A IMPRECISÃO DA EXPRESSÃO "AÇÃO DE DISSOLUÇÃO DE UNIÃO ESTÁVEL"

Toda a comunidade jurídica sabe que o instituto da União Estável é fruto das profundas mudanças pelas quais a sociedade brasileira passou especialmente na década que antecedeu a Constituição Federal de 1988, quando se pôde observar o crescente número de pessoas que passaram a constituir famílias não matrimoniais. Essas famílias edificadas essencialmente em cima de vínculos afetivos estabelecidos entre homem e mulher eram, de certo modo, marginalizadas pelo Direito Civil Nacional até o advento da atual Constituição da República (art. 226, § 3º), que as reconheceu e determinou que a lei infraconstitucional facilitasse a conversão delas em casamento.

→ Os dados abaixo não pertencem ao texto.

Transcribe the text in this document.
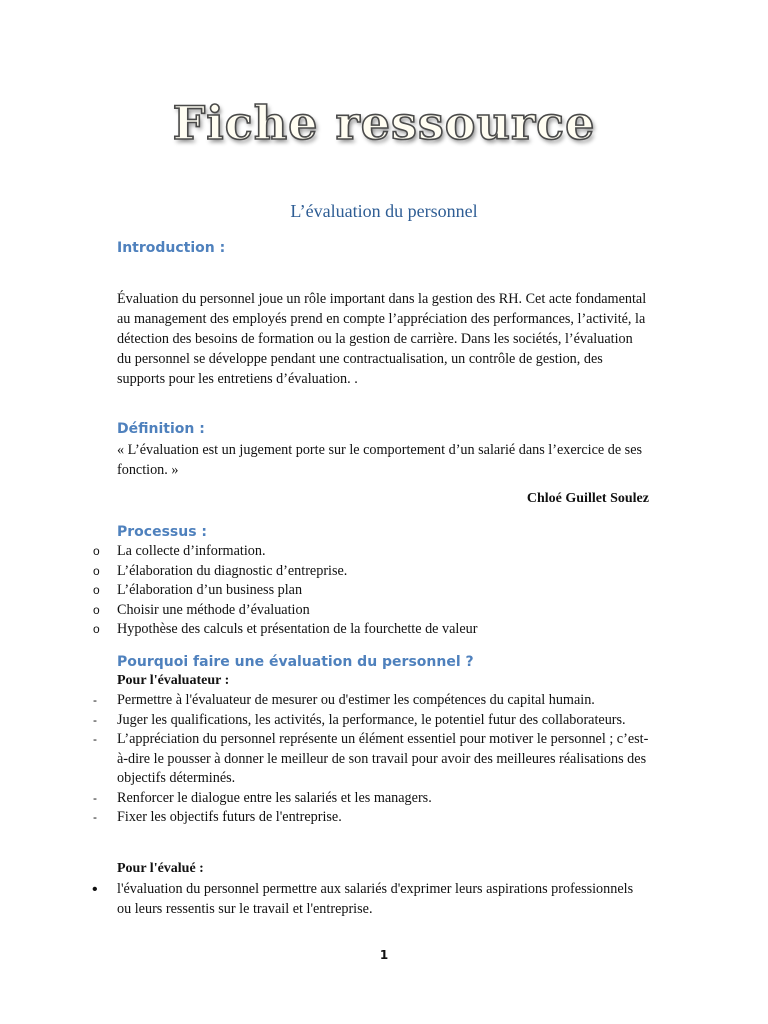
Fiche ressource
L’évaluation du personnel
Introduction :

Évaluation du personnel joue un rôle important dans la gestion des RH. Cet acte fondamental au management des employés prend en compte l’appréciation des performances, l’activité, la détection des besoins de formation ou la gestion de carrière. Dans les sociétés, l’évaluation du personnel se développe pendant une contractualisation, un contrôle de gestion, des supports pour les entretiens d’évaluation. .

Définition :

« L’évaluation est un jugement porte sur le comportement d’un salarié dans l’exercice de ses fonction. »

Chloé Guillet Soulez
Processus :
o La collecte d’information.
o L’élaboration du diagnostic d’entreprise.
o L’élaboration d’un business plan
o Choisir une méthode d’évaluation
o Hypothèse des calculs et présentation de la fourchette de valeur
Pourquoi faire une évaluation du personnel ?
Pour l'évaluateur :
- Permettre à l'évaluateur de mesurer ou d'estimer les compétences du capital humain.
- Juger les qualifications, les activités, la performance, le potentiel futur des collaborateurs.
- L’appréciation du personnel représente un élément essentiel pour motiver le personnel ; c’est-à-dire le pousser à donner le meilleur de son travail pour avoir des meilleures réalisations des objectifs déterminés.
- Renforcer le dialogue entre les salariés et les managers.
- Fixer les objectifs futurs de l'entreprise.
Pour l'évalué :
• l'évaluation du personnel permettre aux salariés d'exprimer leurs aspirations professionnels ou leurs ressentis sur le travail et l'entreprise.
1
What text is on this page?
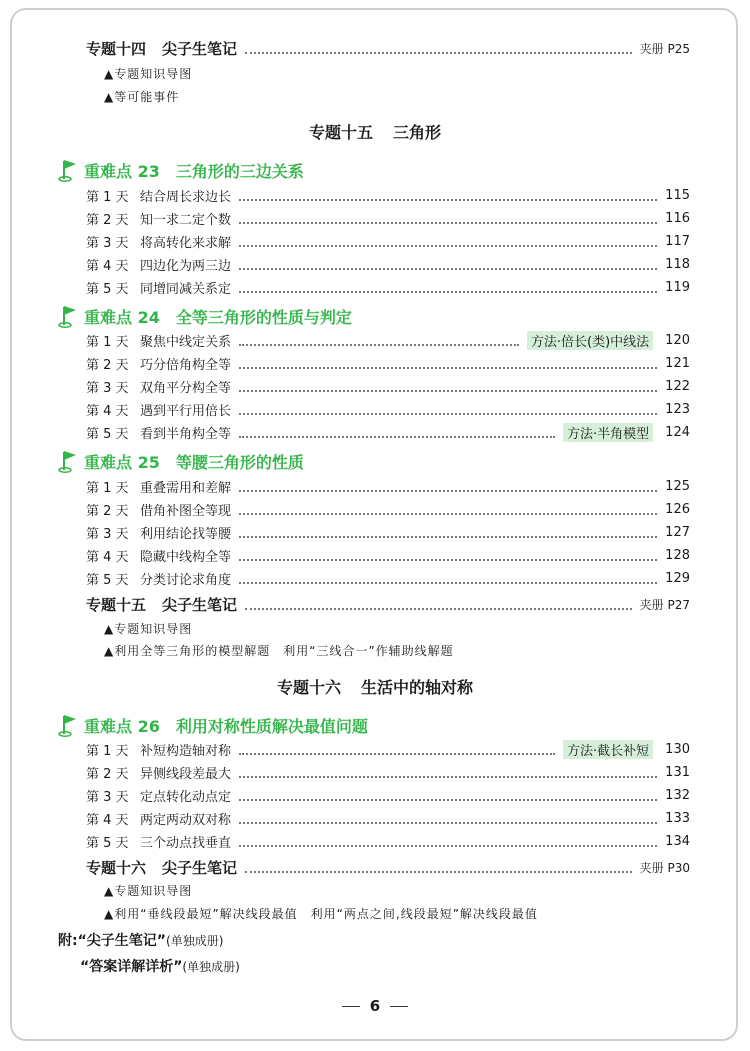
专题十四 尖子生笔记	夹册 P25
▲专题知识导图
▲等可能事件
专题十五 三角形
重难点 23 三角形的三边关系
第 1 天 结合周长求边长	115
第 2 天 知一求二定个数	116
第 3 天 将高转化来求解	117
第 4 天 四边化为两三边	118
第 5 天 同增同减关系定	119
重难点 24 全等三角形的性质与判定
第 1 天 聚焦中线定关系	方法·倍长(类)中线法	120
第 2 天 巧分倍角构全等	121
第 3 天 双角平分构全等	122
第 4 天 遇到平行用倍长	123
第 5 天 看到半角构全等	方法·半角模型	124
重难点 25 等腰三角形的性质
第 1 天 重叠需用和差解	125
第 2 天 借角补图全等现	126
第 3 天 利用结论找等腰	127
第 4 天 隐藏中线构全等	128
第 5 天 分类讨论求角度	129
专题十五 尖子生笔记	夹册 P27
▲专题知识导图
▲利用全等三角形的模型解题　利用“三线合一”作辅助线解题
专题十六 生活中的轴对称
重难点 26 利用对称性质解决最值问题
第 1 天 补短构造轴对称	方法·截长补短	130
第 2 天 异侧线段差最大	131
第 3 天 定点转化动点定	132
第 4 天 两定两动双对称	133
第 5 天 三个动点找垂直	134
专题十六 尖子生笔记	夹册 P30
▲专题知识导图
▲利用“垂线段最短”解决线段最值　利用“两点之间,线段最短”解决线段最值
附: “尖子生笔记” (单独成册)
“答案详解详析” (单独成册)
6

Todos sabem também que, atualmente, a configuração da União Estável prescinde de qualquer requisito temporal, bastando a existência de uma convivência pública, contínua e duradoura, estabelecida com o objetivo de constituir família (CC, art. 1723). No entanto, muitos esquecem que, por simetria ao seu modo de formação, as Uniões Estáveis se desconstituem informalmente, sem a necessidade de qualquer interveniência estatal ou de ações processuais requeridas no Poder Judiciário. Enfim, como diriam os menos sensíveis, basta um "adeus" definitivo entre os conviventes para que essa espécie de relação jurídica termine. A partir daí, o que pode restar para ambos, além das inelimináveis lamentações, é um patrimônio comum a ser partilhado, dependendo do regime de bens que eles pactuaram ou, na falta de ajuste, da aquisição de bens a título oneroso na constância da entidade familiar. Por essas razões, acreditamos que a expressão "Ação de Dissolução de União Estável" é absolutamente imprópria e atécnica, afinal, quando um dos ex-conviventes ajuiza essa ação processual é sinal de que a União Estável já se dissolveu faz tempo. Na verdade, a chamada "Ação de Dissolução de União Estável" não passa de uma "Ação Processual de Partilha", para a qual pode se tornar necessário declarar antes a certeza da existência da União Estável durante um determinado período. Se o caso for este, é melhor intitular a demanda de "Ação Declaratória de União Estável cumulada com Ação de Partilha de Bens Comuns.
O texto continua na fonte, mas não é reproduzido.